Before You Say “I Do”: A Gentle Truth About Love
Author’s Note: In the spirit of Valentine’s Day I’m telling on myself by sharing a few dating missteps and a lesson from marriage. Because, baby, the wedding is just a day, it’s the lifetime afterward that deserves real preparation.
Many women dream of marriage long before love takes its full shape.
There is nothing wrong with that longing — it is tender, ancient, and deeply human.
But somewhere between choosing the dress and picking the flowers,
the soft glitter of wedding planning can drown out the deeper truth
of what marriage quietly asks of us.
We imagine the fairytale.
We picture mornings bathed in honey-gold sunlight,
waking up flawless and adored,
with breakfast arriving on a tray crowned with a single perfect rose.
We see our lives like scenes from a movie —
edited, polished, beautifully choreographed.
But real marriage…
real marriage is made from the slow, steady weaving of two souls
who are both changing, stretching, unraveling, becoming —
often at different times, in different seasons,
in different ways.
One may grow toward the light
while the other is still learning how to root.
And in that uneven becoming, friction can bloom.

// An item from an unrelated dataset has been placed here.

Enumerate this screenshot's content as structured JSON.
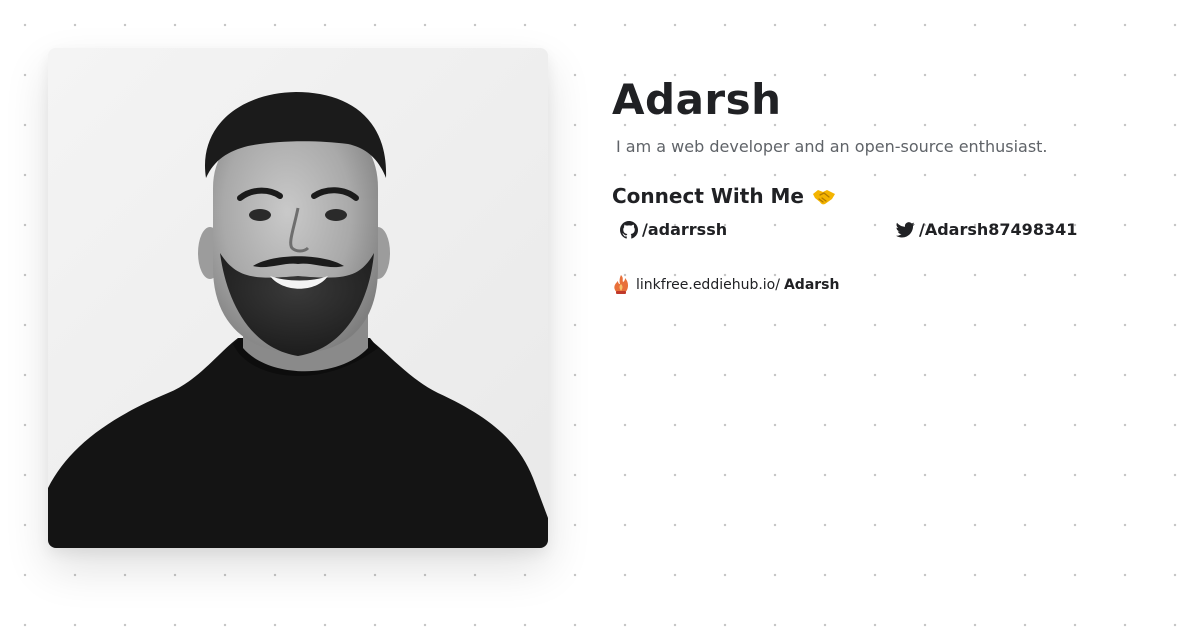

Not because love is broken,
but because love is alive —
and anything alive must grow.
Marriage is not simply a joining;
it is a constant re-meeting of each other,
again and again,
as the years unfold who you both are.
Before vows are whispered,
there must be conversations — real ones:
about money,
about dreams,
about values,
about the futures you each imagine
and whether those futures can walk together without one shrinking to keep the peace.
I speak from the quiet ache of experience.
At nineteen, I walked into marriage with more love than wisdom,
more hope than understanding.
We never talked about how we viewed money,
how we would raise children,
whether I would return to school,
or how our separate dreams would fit inside one shared life.
Over time, I grew in directions my former spouse could not follow,
and the distance between us widened into a life that no longer fit.
Not because marriage is flawed —
but because marriage requires truth, communication, and courage
long before the wedding march begins.
So before you float down the aisle in a cloud of fairy dust,
take a breath.
Sit down.
Talk deeply.
Tell the truth.
Ask the questions.
Listen to the answers.
Because love is sacred —
but even sacred things need tending.
Mama Wisdom
“Baby, a wedding lasts a day, but a marriage lasts a lifetime.
Make sure you’re preparing for the lifetime — not just the day.”